Abstract:AIM: To study the changes in higher-order aberrations following non-penetrating deep sclerectomy surgery augmented with sub-Tenon injection of mitomycin C(MMC)in patients with open angle glaucoma
METHODS: Twenty eyes from 20 patients were enrolled in the study. There were 10 eyes with primary open angle glaucoma(POAG)and 10 eyes with secondary open angle(SOAG; pseudoexfoliation). Patients underwent non-penetrating deep sclerectomy surgery augmented with sub-Tenon injections(0.2 mL of MMC 0.02%)before surgery. All patients were evaluated in terms of corneal total higher-order aberrations via i-Trace analyzer before surgery and 1mo and 3mo after surgery. The intraocular pressure(IOP), best corrected visual acuity(BCVA), and bleb morphology were evaluated at each visit. The success rate of surgery was categorized as complete, relative, or failure.
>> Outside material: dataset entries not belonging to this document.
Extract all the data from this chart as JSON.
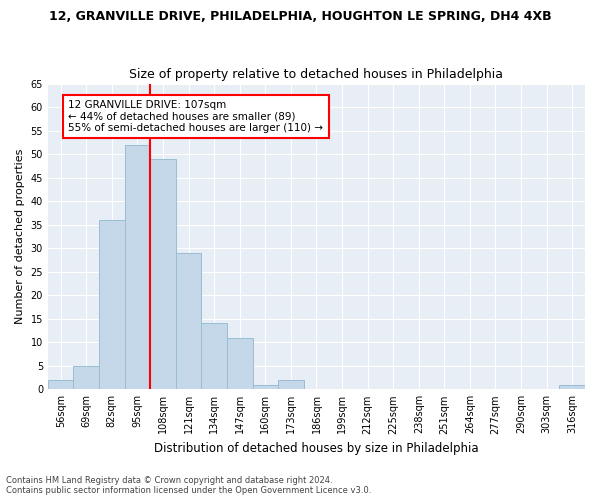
{
  "title": "12, GRANVILLE DRIVE, PHILADELPHIA, HOUGHTON LE SPRING, DH4 4XB",
  "subtitle": "Size of property relative to detached houses in Philadelphia",
  "xlabel": "Distribution of detached houses by size in Philadelphia",
  "ylabel": "Number of detached properties",
  "categories": [
    "56sqm",
    "69sqm",
    "82sqm",
    "95sqm",
    "108sqm",
    "121sqm",
    "134sqm",
    "147sqm",
    "160sqm",
    "173sqm",
    "186sqm",
    "199sqm",
    "212sqm",
    "225sqm",
    "238sqm",
    "251sqm",
    "264sqm",
    "277sqm",
    "290sqm",
    "303sqm",
    "316sqm"
  ],
  "values": [
    2,
    5,
    36,
    52,
    49,
    29,
    14,
    11,
    1,
    2,
    0,
    0,
    0,
    0,
    0,
    0,
    0,
    0,
    0,
    0,
    1
  ],
  "bar_color": "#c5d8ea",
  "bar_edge_color": "#9abdd4",
  "vline_x_index": 3.5,
  "marker_label": "12 GRANVILLE DRIVE: 107sqm",
  "pct_smaller": "44% of detached houses are smaller (89)",
  "pct_larger": "55% of semi-detached houses are larger (110)",
  "annotation_box_color": "white",
  "annotation_box_edge_color": "red",
  "vline_color": "red",
  "ylim": [
    0,
    65
  ],
  "yticks": [
    0,
    5,
    10,
    15,
    20,
    25,
    30,
    35,
    40,
    45,
    50,
    55,
    60,
    65
  ],
  "bg_color": "#e8eef5",
  "footer1": "Contains HM Land Registry data © Crown copyright and database right 2024.",
  "footer2": "Contains public sector information licensed under the Open Government Licence v3.0.",
  "title_fontsize": 9,
  "subtitle_fontsize": 9,
  "tick_fontsize": 7,
  "ylabel_fontsize": 8,
  "xlabel_fontsize": 8.5,
  "footer_fontsize": 6
}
RESULTS: The IOP before surgery was 24.05±3.07 mmHg with a mean of 2.85±0.67 medication, which reached to 12.30±3.32 mmHg with 0.70±0.98 medication at the 3mo follow-up. The reduction in IOP was significant at all periods of the follow-up(P<0.001). The values of total higher-order total(HOT)root mean square(RMS)and total ocular spherical-like aberrations significantly increased at 1mo follow-up after surgery and decreased over the course of 3mo. Trefoil and total ocular coma-like aberration changes were not statistically significant at all periods after surgery. The HOT RMS, coma-like and spherical-like corneal increased significantly 1mo after surgery and decreased at the 3mo follow-up. Corneal trefoil changes were not statistically significant after surgery compared to preoperative state. Patients age and IOP did not have a significant effect on changes in HOT and corneal HOT aberrations.
CONCLUSION: Corneal and ocular higher-order aberrations increased within 1mo after deep sclerectomy surgery and then decreased over a 3mo period, which showed no statistically significant change compared to preoperative state. The BCVA and spherical equivalent(SE)of the patients shown no statistically significant differences compared to the preoperative state at the 3mo follow-up.